Era tarde. Quase noite ou quase madrugada. Era horário de verão, então não dava para saber. Além disso, não estava mais em casa. Talvez estivesse em outro fuso. Em outra esfera cósmica. Noutra dimensão, em outros tempos, em outras possibilidades. Sentia ao mesmo tempo tudo (aquele turbilhão de coisas que borbulhavam do interior do meu peito, gatilhos de sentimentos, e da mente inquieta, que ia e voltava como se estivesse incendiada) e nada (completa solidão e mansidão; paz plena e sentimento de completude; como se tudo estivesse bem). Queria ter alguém por perto, mas também imaginava o quanto aquilo poderia atrapalhar a minha paz e silêncio. Parece paradoxal?

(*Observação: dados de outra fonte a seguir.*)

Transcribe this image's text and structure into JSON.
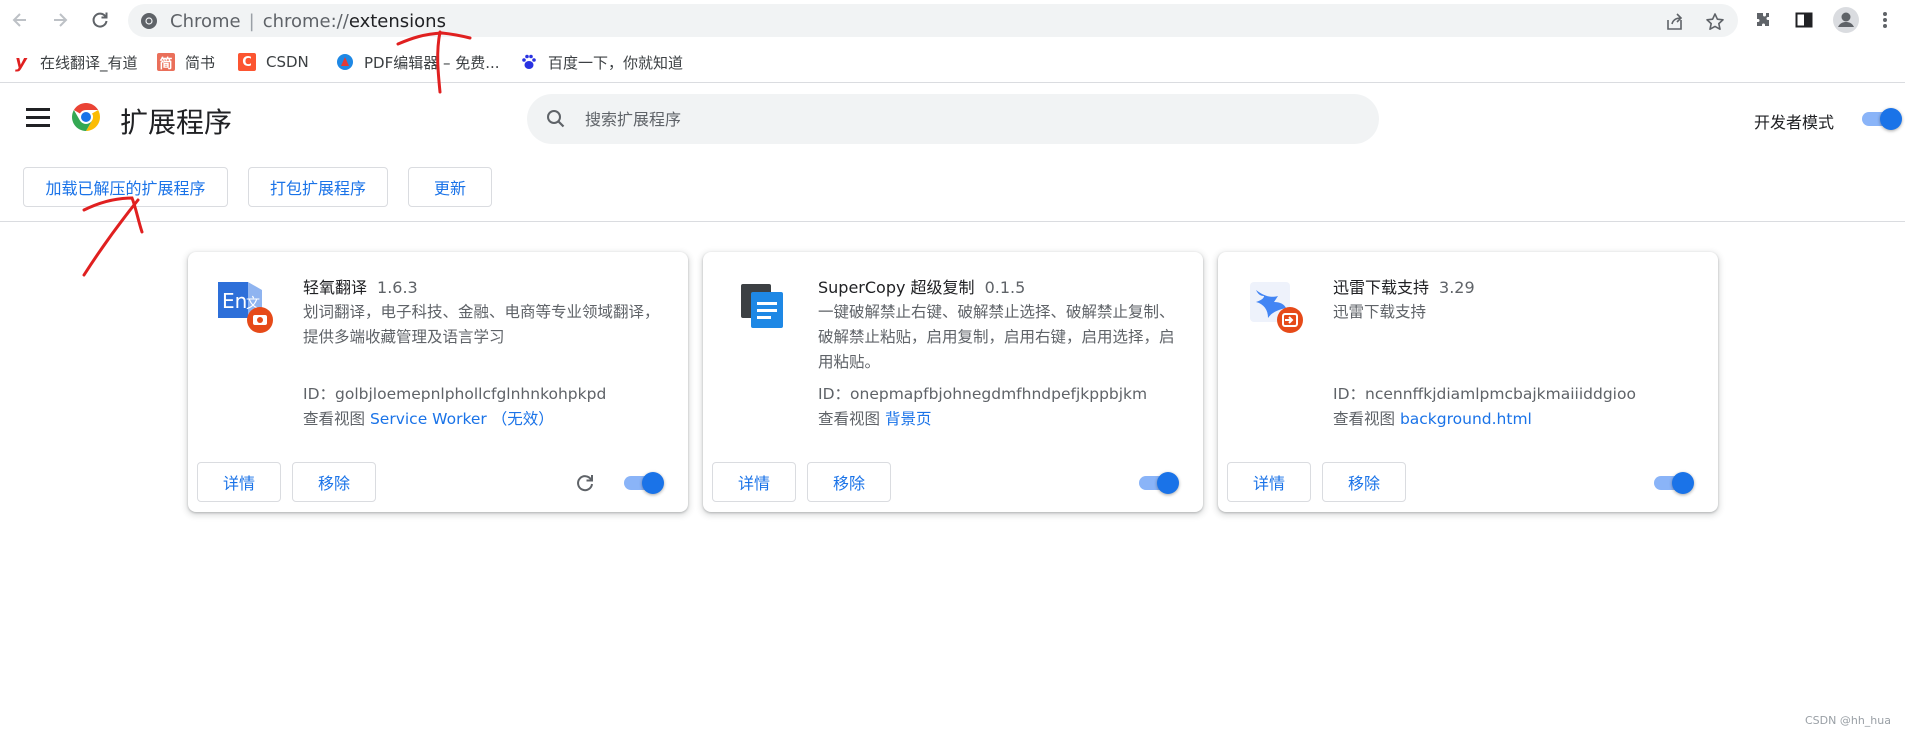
{
  "browser": {
    "site_label": "Chrome",
    "url_scheme": "chrome://",
    "url_host": "extensions"
  },
  "bookmarks": [
    {
      "label": "在线翻译_有道",
      "icon": "youdao-icon",
      "color": "#e02020",
      "glyph": "y"
    },
    {
      "label": "简书",
      "icon": "jianshu-icon",
      "color": "#ea6f5a",
      "glyph": "简"
    },
    {
      "label": "CSDN",
      "icon": "csdn-icon",
      "color": "#fc5531",
      "glyph": "C"
    },
    {
      "label": "PDF编辑器 – 免费...",
      "icon": "pdf-editor-icon",
      "color": "#e04040",
      "glyph": "P"
    },
    {
      "label": "百度一下，你就知道",
      "icon": "baidu-icon",
      "color": "#2932e1",
      "glyph": "百"
    }
  ],
  "header": {
    "title": "扩展程序",
    "search_placeholder": "搜索扩展程序",
    "dev_mode_label": "开发者模式",
    "dev_mode_on": true
  },
  "actions": {
    "load_unpacked": "加载已解压的扩展程序",
    "pack": "打包扩展程序",
    "update": "更新"
  },
  "extensions": [
    {
      "name": "轻氧翻译",
      "version": "1.6.3",
      "description": "划词翻译，电子科技、金融、电商等专业领域翻译，提供多端收藏管理及语言学习",
      "id_label": "ID：",
      "id": "golbjloemepnlphollcfglnhnkohpkpd",
      "views_label": "查看视图",
      "view_link": "Service Worker （无效）",
      "details": "详情",
      "remove": "移除",
      "enabled": true
    },
    {
      "name": "SuperCopy 超级复制",
      "version": "0.1.5",
      "description": "一键破解禁止右键、破解禁止选择、破解禁止复制、破解禁止粘贴，启用复制，启用右键，启用选择，启用粘贴。",
      "id_label": "ID：",
      "id": "onepmapfbjohnegdmfhndpefjkppbjkm",
      "views_label": "查看视图",
      "view_link": "背景页",
      "details": "详情",
      "remove": "移除",
      "enabled": true
    },
    {
      "name": "迅雷下载支持",
      "version": "3.29",
      "description": "迅雷下载支持",
      "id_label": "ID：",
      "id": "ncennffkjdiamlpmcbajkmaiiiddgioo",
      "views_label": "查看视图",
      "view_link": "background.html",
      "details": "详情",
      "remove": "移除",
      "enabled": true
    }
  ],
  "watermark": "CSDN @hh_hua",
  "colors": {
    "accent": "#1a73e8",
    "annotation": "#e02020"
  }
}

Me perguntava qual era o balanço daquilo tudo. O que estava querendo comigo, com os outros e com a situação. Não, eu não estava em crise bipolar. Nem era chilique. Era só um momento de tensão no paraíso. Quem nunca parou pra pensar na vida enquanto estava de férias? Faz parte do "não fazer nada". Mas dá um frio na barriga enorme esse negócio de perder de vista aquela possibilidade que você idealizou tão bonitinha. Foi justamente isto que aconteceu: o estômago começou a revirar e a sentir como se tivesse sido socado por uma mão invisível. Não dá pra revidar.
O céu estava bem escuro, mas ainda assim estava bonito de se ver. Tem algo no céu que não dá para explicar. Ele me atrai involuntariamente em momentos de conflito e, de repente, nada mais faz sentido. Tudo vai embora com as nuvens e suas formas distintas que se remodelam com o vento. Nessa noite não foi diferente: o céu me chamou e em pouco tempo aquela tempestade que trovejava em mim se foi nas nuvens que cobriam as estrelas, que, mesmo com o céu sombrio, criavam um belo véu em tons claros no firmamento. Foi quando respirei fundo e sorri.
Abaixei um pouco a cabeça e olhei para o monitor. Ali estava uma foto minha, numa rede social como tantas outras que passei a semana futucando e me distraindo, vendo gente e crenças que não conhecia nem tinha adotado como familiares. E outras que tinha. Mas nenhuma delas conversava tanto comigo quanto a minha, que me olhava nos olhos e sorria. Olhos nos olhos e um sorriso. Era exatamente a mensagem que eu queria receber. Vinda do lugar que não tinha pensado em procurar ainda: de mim mesmo. Num reflexo estático. E nele a carta que esperei receber de outrem.
"Essa mensagem é para você,
que sorri para as flores,
que abusa das cores,
que admira os cães,
que afaga os gatos,
que observa os humanos.
Você, que tem a língua em repouso,
um grande nariz e ouvidos atentos.
Se reflito o que ouço,
transparece a sua aura,
seu ser se mostra em cores indecifráveis.
Da cor dos teus olhos,
que quando de longe,
não permitem distinguir
se devo fugir ou contigo sorrir."
Olhos nos olhos. De perto. E um sorriso. Ou vários.